Orang she Cu itu mengusap air matanya. Dia memberi hormat kepada Liok Lip-ting dan lantas mohon diri. Melihat gerak-gerik ketiga orang itu amat tangkas dan gesit, jelas memiliki ilmu silat yang lumayan. Entah mengapa mereka datang terburu-buru dan berangkat pula tergesa-gesa. Tapi Liok Lip-ting tidak enak untuk bertanya, maka terpaksa ia mengantar keberangkatan mereka.



SEMBILAN CAP TAPAK DARAH

CATATAN :
TO-KOH = wanita yang menjadi imam (pendeta) agama To (Tao)
TOKOH = orang penting atau orang yang tinggi tingkatannya


Setiba di luar, ketiga orang itu memberi salam perpisahan, lalu mencemplak ke atas kuda masing-masing. Ketika orang she Cu itu naik ke atas kudanya, lengan bajunya agak tergulung sedikit sehingga tampak sebagian lengannya berwarna merah hangus.

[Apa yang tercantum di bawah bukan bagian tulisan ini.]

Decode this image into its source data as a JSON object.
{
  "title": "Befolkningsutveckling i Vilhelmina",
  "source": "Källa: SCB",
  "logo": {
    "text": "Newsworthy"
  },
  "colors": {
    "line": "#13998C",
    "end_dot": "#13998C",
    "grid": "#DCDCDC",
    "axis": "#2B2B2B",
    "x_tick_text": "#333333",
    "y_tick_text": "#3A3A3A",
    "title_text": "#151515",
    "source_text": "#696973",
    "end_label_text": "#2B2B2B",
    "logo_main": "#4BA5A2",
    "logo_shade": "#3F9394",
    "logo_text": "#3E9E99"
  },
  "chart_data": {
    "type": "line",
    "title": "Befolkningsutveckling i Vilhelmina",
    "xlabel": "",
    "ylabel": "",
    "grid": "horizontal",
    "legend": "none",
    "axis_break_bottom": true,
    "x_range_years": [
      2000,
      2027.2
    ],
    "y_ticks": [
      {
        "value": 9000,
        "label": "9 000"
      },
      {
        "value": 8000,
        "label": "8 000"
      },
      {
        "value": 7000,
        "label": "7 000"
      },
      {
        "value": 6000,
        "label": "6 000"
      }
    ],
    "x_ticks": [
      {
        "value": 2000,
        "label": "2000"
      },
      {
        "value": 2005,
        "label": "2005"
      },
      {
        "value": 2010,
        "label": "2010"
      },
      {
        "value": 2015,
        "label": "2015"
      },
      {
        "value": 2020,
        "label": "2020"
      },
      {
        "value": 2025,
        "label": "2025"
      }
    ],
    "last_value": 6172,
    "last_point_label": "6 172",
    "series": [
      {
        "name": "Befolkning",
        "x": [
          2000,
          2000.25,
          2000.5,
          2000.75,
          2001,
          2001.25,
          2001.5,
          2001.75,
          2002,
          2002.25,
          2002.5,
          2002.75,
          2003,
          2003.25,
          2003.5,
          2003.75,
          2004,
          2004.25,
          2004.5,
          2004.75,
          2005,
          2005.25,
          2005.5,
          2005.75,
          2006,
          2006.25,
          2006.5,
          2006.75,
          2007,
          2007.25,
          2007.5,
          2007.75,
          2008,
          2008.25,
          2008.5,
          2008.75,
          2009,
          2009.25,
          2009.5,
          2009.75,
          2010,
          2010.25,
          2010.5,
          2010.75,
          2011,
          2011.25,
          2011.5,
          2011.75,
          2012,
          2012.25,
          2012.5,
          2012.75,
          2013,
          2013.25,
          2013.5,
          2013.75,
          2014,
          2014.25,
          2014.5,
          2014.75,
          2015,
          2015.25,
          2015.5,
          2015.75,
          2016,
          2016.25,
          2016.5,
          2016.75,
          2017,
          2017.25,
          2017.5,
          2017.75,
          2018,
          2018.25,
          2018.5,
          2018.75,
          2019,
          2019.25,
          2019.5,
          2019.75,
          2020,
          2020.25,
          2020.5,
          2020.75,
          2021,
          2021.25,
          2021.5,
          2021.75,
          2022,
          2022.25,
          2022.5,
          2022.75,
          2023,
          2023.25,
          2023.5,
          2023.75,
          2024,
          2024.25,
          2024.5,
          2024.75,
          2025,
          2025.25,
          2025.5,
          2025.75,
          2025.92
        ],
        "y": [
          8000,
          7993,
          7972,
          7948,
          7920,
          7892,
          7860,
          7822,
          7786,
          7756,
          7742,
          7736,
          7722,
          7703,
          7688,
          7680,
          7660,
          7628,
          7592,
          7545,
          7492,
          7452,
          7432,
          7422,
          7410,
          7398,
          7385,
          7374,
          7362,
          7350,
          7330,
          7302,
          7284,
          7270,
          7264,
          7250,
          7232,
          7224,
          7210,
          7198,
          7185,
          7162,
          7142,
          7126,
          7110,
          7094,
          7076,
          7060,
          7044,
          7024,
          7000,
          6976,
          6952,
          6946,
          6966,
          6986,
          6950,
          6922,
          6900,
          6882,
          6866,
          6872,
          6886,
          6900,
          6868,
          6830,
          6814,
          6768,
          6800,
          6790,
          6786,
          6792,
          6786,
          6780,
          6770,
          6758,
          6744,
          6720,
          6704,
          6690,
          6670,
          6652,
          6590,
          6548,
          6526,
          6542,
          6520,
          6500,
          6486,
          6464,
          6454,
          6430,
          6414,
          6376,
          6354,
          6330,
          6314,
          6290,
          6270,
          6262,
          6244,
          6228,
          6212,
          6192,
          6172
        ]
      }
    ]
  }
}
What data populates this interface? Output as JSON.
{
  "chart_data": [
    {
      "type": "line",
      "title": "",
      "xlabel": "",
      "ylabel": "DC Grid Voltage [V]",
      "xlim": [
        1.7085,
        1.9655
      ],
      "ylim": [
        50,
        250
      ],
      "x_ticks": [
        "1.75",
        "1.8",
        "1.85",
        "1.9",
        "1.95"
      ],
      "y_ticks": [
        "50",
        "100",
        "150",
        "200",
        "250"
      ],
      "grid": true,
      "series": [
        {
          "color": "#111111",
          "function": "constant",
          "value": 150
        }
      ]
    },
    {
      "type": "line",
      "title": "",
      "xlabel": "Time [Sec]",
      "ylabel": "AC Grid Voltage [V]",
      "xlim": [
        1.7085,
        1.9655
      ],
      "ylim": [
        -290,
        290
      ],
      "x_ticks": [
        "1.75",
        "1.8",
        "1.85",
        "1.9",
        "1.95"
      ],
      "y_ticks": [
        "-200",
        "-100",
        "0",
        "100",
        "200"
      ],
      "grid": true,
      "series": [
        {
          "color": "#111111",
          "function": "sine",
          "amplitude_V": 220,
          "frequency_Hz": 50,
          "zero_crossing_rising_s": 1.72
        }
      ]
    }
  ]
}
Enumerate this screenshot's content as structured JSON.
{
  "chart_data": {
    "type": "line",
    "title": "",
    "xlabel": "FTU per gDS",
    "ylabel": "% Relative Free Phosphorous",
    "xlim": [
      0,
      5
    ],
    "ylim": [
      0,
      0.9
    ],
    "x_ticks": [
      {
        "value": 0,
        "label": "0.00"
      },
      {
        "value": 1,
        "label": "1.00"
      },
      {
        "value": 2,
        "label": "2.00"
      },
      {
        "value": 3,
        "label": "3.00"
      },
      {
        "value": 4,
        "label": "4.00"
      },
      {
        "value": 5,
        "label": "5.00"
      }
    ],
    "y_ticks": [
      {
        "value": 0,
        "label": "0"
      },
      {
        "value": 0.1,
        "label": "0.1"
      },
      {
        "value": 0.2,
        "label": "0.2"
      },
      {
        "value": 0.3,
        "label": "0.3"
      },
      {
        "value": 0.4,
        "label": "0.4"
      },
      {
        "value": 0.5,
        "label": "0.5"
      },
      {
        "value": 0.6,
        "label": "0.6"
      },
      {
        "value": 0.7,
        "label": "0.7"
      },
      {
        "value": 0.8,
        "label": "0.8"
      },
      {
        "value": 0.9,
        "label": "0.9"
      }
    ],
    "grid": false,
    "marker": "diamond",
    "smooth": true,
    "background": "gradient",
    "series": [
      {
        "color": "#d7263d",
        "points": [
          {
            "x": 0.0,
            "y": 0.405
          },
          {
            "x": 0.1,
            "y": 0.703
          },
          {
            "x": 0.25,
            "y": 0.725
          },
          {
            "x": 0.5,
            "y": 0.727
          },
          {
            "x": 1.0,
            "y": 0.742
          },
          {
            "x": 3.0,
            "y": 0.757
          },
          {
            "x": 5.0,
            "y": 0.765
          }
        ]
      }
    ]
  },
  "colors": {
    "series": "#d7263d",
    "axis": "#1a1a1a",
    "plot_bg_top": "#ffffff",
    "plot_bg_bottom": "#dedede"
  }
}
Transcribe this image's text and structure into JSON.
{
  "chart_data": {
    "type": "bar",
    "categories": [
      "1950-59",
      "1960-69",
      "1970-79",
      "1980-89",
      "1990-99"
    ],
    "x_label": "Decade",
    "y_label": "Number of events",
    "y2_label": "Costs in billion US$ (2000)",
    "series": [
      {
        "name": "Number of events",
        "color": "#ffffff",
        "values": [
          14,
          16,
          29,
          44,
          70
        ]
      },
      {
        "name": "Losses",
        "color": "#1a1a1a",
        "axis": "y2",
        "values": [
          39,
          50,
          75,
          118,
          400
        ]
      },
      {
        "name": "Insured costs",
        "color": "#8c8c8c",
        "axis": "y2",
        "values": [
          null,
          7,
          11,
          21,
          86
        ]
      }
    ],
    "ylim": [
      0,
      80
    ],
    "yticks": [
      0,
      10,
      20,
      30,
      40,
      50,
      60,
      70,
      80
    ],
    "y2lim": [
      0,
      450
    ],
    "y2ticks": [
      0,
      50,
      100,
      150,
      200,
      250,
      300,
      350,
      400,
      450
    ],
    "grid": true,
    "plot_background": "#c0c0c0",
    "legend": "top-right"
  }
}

Liok Lip-ting terkejut bukan main. Dilihatnya kedua orang di bagian depan telah melarikan kudanya, tanpa pikir ia terus melayang ke sana dan menghadang di depan kuda. Tentu saja kedua ekor kuda itu lalu berjingkrak kaget dan meringkik. Syukur kedua orang itu mahir menguasai kudanya sehingga tidak sampai terperosot jatuh.

“Apakah Cu-heng ini terkenal Jik-lian-sin-ciang?” tanya Liok Lip-ting.

Mendengar disebutnya ‘Jik-lian-sin-ciang’ (pukulan sakti ular belang berbisa), pula terlihat gerakan Liok Lip-ting yang hebat, serentak ketiga orang itu melompat turun dari kudanya kemudian menyembah, kata mereka:

“Mata kami benar-benar lamur sehingga tidak kenal kesaktian Liok-tayhiap, mohon Liok-tayhiap sudi menolong jiwa kami.”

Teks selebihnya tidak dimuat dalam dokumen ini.